Marcel Lecomte a longtemps fréquenté les surréalistes belges et s'est lui-même considéré comme tel, il s'est même inspiré pour ses poèmes des tableaux de Magritte et n'a pas eu peur des rapprochements improbables à la Breton ou
Dali. Cependant, on retrouvera pas vraiment cet effet de surprise ou de vertige auquel les surréalistes nous ont habitués.
"Ce voyageur qui se porte vers l'horizon, serait-ce un observateur sincère du pittoresque. Mais pourtant il ne regarde pas la campagne, ne tourne pas la tête.
Faisant de soi-même l'instrument de ses propres recherches, ne semble-t-il lentement percevoir la zone d'énergie cachée des choses, de cette énergie sans cesse renouvelée d'un monde à notre usage."
Le vertige chez Lecomte est d'une autre saveur, toute intériorisée. Il s'agit avant tout de contemplation jusqu'au moindre détail du réel, jusqu'à la ligne plus que ténue de la lumière et de l'ombre qui sépare les objets du visible et nous donne cette sensation d'ivresse des hauteurs.
"Du cercle de mes songes,
je contemple ce filigrane secret.
Je le vois,
sans bouger plus que toi
Il s'élève du paysage de nos mains.
Il apparaît sur le chemin sinueux des lignes.
Il sait comment surgir
dans la plénitude exaltée
de l'ignorance de nos fins."
Cette contemplation transforme inexorablement les paysages extérieurs en visions intérieures comme chez Noiret (
Joseph Noiret pas moi).
"Ta présence contient tout le possible de ma vie."
Cependant, vertige encore, Lecomte use de phrases gigognes, d'un enchevêtrement d'incises et de subordonnées, d'évocations en poupées russes où les paysages et la vie du dehors deviennent le jouet d'un monde intérieur qui se démultiplie comme ces parties du corps qui prennent vie comme de nouveaux corps.
"Il s'agit d'un très vaste espace et ce que l'on voit maintenant est une femme étendue au milieu du monde.
C'est la tête, le corps et ce sont les bras et les mains.
Les jambes et les pieds sont cachés sous une hauteur à droite.
Au-dessus quelque ville repose, étagée.
Mais ce paysage ne se montre pas à tous.
Il convient de le lire avec lenteur."
En outre, chez Lecomte tout s'accomplit dans la lenteur, la monotonie, pourrait-on dire (tout le contraire des tableaux visionnaires de Magritte).
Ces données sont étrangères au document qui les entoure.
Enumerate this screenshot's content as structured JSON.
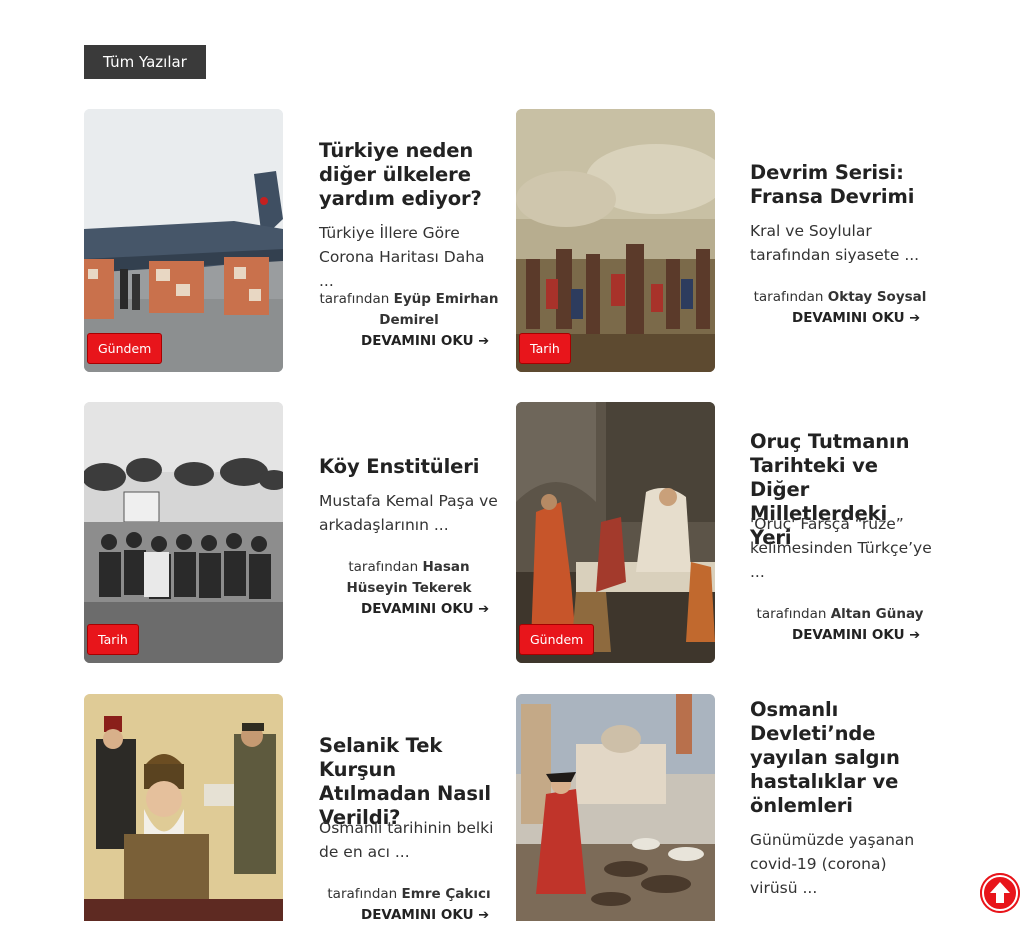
{
  "section": {
    "label": "Tüm Yazılar"
  },
  "byline_prefix": "tarafından",
  "read_more": "DEVAMINI OKU",
  "posts": [
    {
      "title": "Türkiye neden diğer ülkelere yardım ediyor?",
      "excerpt": "Türkiye İllere Göre Corona Haritası Daha ...",
      "author": "Eyüp Emirhan Demirel",
      "category": "Gündem"
    },
    {
      "title": "Devrim Serisi: Fransa Devrimi",
      "excerpt": "Kral ve Soylular tarafından siyasete ...",
      "author": "Oktay Soysal",
      "category": "Tarih"
    },
    {
      "title": "Köy Enstitüleri",
      "excerpt": "Mustafa Kemal Paşa ve arkadaşlarının ...",
      "author": "Hasan Hüseyin Tekerek",
      "category": "Tarih"
    },
    {
      "title": "Oruç Tutmanın Tarihteki ve Diğer Milletlerdeki Yeri",
      "excerpt": "'Oruç' Farsça “ruze” kelimesinden Türkçe’ye ...",
      "author": "Altan Günay",
      "category": "Gündem"
    },
    {
      "title": "Selanik Tek Kurşun Atılmadan Nasıl Verildi?",
      "excerpt": "Osmanlı tarihinin belki de en acı ...",
      "author": "Emre Çakıcı",
      "category": ""
    },
    {
      "title": "Osmanlı Devleti’nde yayılan salgın hastalıklar ve önlemleri",
      "excerpt": "Günümüzde yaşanan covid-19 (corona) virüsü ...",
      "author": "",
      "category": ""
    }
  ],
  "colors": {
    "accent": "#e8151b",
    "tag_bg": "#3a3a3a"
  },
  "icons": {
    "scroll_top": "arrow-up-circle-icon",
    "read_more_arrow": "arrow-right-icon"
  }
}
C'est un long regard, une évocation circulaire digne d'un exercice zen où il n'y aurait pas de création mais une révélation.
"Une fois, nous eûmes vingt ans ; grands arbres de la forêt triomphale, vos miroirs équivoques rayonnent à l'aurore, reflets suspendus des matinées choisies. Nous avons retrouvé la grâce."
Et au bout du texte, on assiste à une véritable révélation, une incarnation (dans son sens propre et charnel) de la pensée: il s'agit bien de se penser, se rêver.
"I1 faut s'échapper. Il faut atteindre l'autre rive mais il convient de se donner le temps de l'atteindre. Car c'est là un moyen de communiquer avec nous-même. Oui, il nous
faut produire en nous la force et l'intimité de notre constante genèse.
Mais il se peut que nous abritions aussi en nous quelqu'un qui nous lit, nous surveille, qui oriente notre voyage. Mais nous ne le savons pas toujours
jusqu'à cet instant toutefois, où rassemblant toutes nos parts, il nous fait entrer dans la liberté de l'accueil final de l'inconnu."
Il y a qqch, un paysage ou plutôt une pensée ou encore une extase à rejoindre dans la poésie de
Marcel Lecomte, au lointain mais là depuis toujours devant nos yeux. Et le chemin (le lent chemin) fait toute la poésie.